The Balkan is Not Dead
Musicians and filmmakers are both in the business of telling stories, and there is no greater joy than when they lock in with one another. Dzajkovski and renowned theater/film director Aleksandar Popovski have forged a spectacularly potent working relationship in the last few years, resulting in countless plays staged all over the world. It was no surprise, then, that Popovski once again reached out to Djaikovski to score The Balkan is Not Dead , his second feature film after the joint directorial effort with director/writer Darko Mitrevski on 1998's Goodbye to 20th Century (First Partisan Production)
The swirling, symphonic sounds of the opening "Love or Death" set the tone for a grandiose soundtrack with pronounced inward qualities. The compositions provide an interesting marriage of contrasting styles and moods, full of lamenting string-borne melodies. In these intensely melodic compositions, created from a delicate balance of instrumental colors, the music ranges from elegant waltz to lush string movements. The lyrical "One Edelweiss" and "Osman," for example, slow the heart before breaking it. Djaikovski has paradoxically created music possessed of both vivid realization and withdrawn beauty, music that speaks to loss, destruction and survival.
As with all of Djaikovski's soundtrack work, the music can be enjoyed as a total listening experience rather than digesting each track separately. This is a welcome approach, given current trends that emphasize a few songs/compositions at the expense of the album's totality. That the emotive beauty of his music can be experienced without seeing the films makes Djaikovski's music even better. His works confirms that the best soundtracks are those that stand independent of their sources.
Tracks and Personnel
Tracks: Ghetto Life; Hell of a Road; Spin Off; Lie To Me; Sceptic; Lion's Den.

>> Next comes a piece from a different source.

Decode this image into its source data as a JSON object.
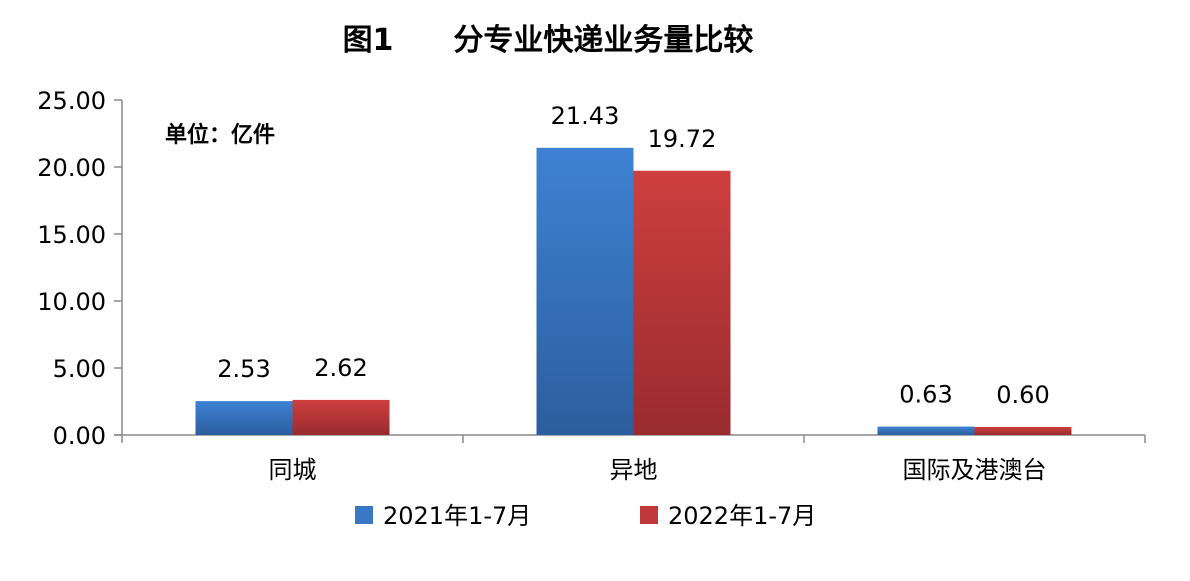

Personnel: Ghetto Priest: vocals; TK Wonder: vocals; MC Wasp: vocals; Serchuk Alimov: trumpet; Djengis Kadriev: saxophone, clarinet; Vladimir Krstev: violin; Nijazi Alimov: baritone; Goce Stefkovski: percussion; Nora Loloska: ethnic vocals.
The Third Half
Tracks: Samovilla's Birthday; The Story of Dmitry; Two Halves; More Sokol Pie; Remember Me, Papa; End Credits.
Personnel: Macedonian Radio Symphonic Orchestra; Oleg Kondratenko: conductor; Dzjian Emin: conductors: Vladimir Krstev: solo violin; Vladimir Krstev: additional orchestration; Marko Videnovic: additional orchestration; Dzijan Emin: additional orchestration.
The Balkan is Not Dead
Tracks: Love or Death; One Edelweiss; Eleni's Waltz; Osman; Sudnica.
Personnel: Macedonian Radio Symphonic Orchestra; Oleg Kondratenko: conductor; Vladimir Krstev: solo violin; Vladimir Krstev: additional orchestration; Marko Videnovic: additional orchestration.